Drie dagen geleden stootte Djamila haar ongelukkige linkerarmpje, dat zich daarna liet gelden als een onbedaarlijke pijn in de elleboog, uitstralend naar boven en, voor het juiste evenwicht, naar beneden. Pijnstillers van de meest ontzagwekkende merken hielpen maar nauwelijks en omdat het vermoeden van een nieuwe breuk zich maar niet liet wegredeneren hebben we gisteravond een afspraak gemaakt met de Nightcare hier ter stede – in Engeland en Amerika zouden ze zoiets waarschijnlijk Huisartsenpost noemen.

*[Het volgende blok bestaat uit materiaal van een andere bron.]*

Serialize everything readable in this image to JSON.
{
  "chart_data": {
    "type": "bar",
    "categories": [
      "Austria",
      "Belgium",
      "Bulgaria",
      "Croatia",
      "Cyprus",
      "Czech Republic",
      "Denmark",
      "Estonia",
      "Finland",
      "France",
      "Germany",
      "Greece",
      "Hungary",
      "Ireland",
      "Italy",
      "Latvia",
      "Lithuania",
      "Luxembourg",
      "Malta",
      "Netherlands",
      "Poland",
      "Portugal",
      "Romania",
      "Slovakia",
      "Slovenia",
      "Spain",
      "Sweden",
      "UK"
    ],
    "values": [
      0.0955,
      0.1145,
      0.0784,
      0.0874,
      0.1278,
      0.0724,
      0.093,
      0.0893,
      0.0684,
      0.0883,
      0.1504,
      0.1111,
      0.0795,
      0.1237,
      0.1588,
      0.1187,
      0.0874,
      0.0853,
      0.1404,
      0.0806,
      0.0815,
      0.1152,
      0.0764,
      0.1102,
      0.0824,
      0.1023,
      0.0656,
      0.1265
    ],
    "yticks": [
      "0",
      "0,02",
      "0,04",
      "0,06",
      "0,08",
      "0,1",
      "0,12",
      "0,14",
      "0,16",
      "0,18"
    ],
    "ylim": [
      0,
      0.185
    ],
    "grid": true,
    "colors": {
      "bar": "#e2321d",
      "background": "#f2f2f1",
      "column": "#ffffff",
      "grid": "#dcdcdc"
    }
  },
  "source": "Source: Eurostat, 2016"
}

We waren er tien minuten voor de afgesproken tijd, namelijk om 20.40 uur en verlieten bijna drie uur later, enigszins suizebollend, het pand. Resultaat: een röntgenfoto en een doosje pijnstillers en bevestiging van het vermoeden dat we zelf al dagen hadden van een flinke kneuzing.
Wij lezen ook kranten en ontlenen daaraan een bepaald beeld van de gezondheidszorg. Het betreft hier een groot ziekenhuis dat, deels vrijwillig en deels door de nood gedwongen, zich ruggelings in de commerciële geneeskunde heeft gestort. Dat wetend hebben wij enkele opmerkingen.
Bij het benaderen van de Nightcare zien wij op het laatste nippertje welke ingang we moeten hebben. Na de slagboom komen we terecht op een duister terrein, waar niet meer naar de Nightcare wordt verwezen maar, inderdaad, naar de Huisartsenpost. En wel naar de achteringang, die wij niet mogen gebruiken. Wij moeten naar binnen via de ingang van de verpleegkliniek, en dat is logisch, als je het weet.
Daarbinnen zijn wij vlot aan de beurt. Reeds om 21.10 is besloten wat wij al verwacht hadden, namelijk dat er een röntgenfoto moet worden gemaakt. Je denkt dat een huisartsenpost wel vaker zo’n verhelderend portret zal willen zien en dat het desbetreffende apparaat dus achter die ene deur van de Huisartsenpost staat. Niet waar. We moeten naar buiten, het parkeerterrein af, de openbare weg op, tweehonderd meter verder weer langs een slagboom.
Het wachten begint. Na twintig minuten wordt Djamila opgeroepen. Ze belt me daarna een paar keer om te melden dat de foto gemaakt is en dat het druk is bij de röntgen. Om 22.50 uur belt ze, of ik naar Kamer 7 wil komen. Daar zit ze, hopend dat men haar geval niet vergeten is, want dat zou niet de eerste keer zijn. Op de gang is het druk, geüniformeerde politie en politie in burger, mensen die ruzie maken met de politie en het behandelend personeel. ‘Ze wil geen bloed laten afnemen, en nu is er een officier van Justitie bij,’ weet Djamila inmiddels.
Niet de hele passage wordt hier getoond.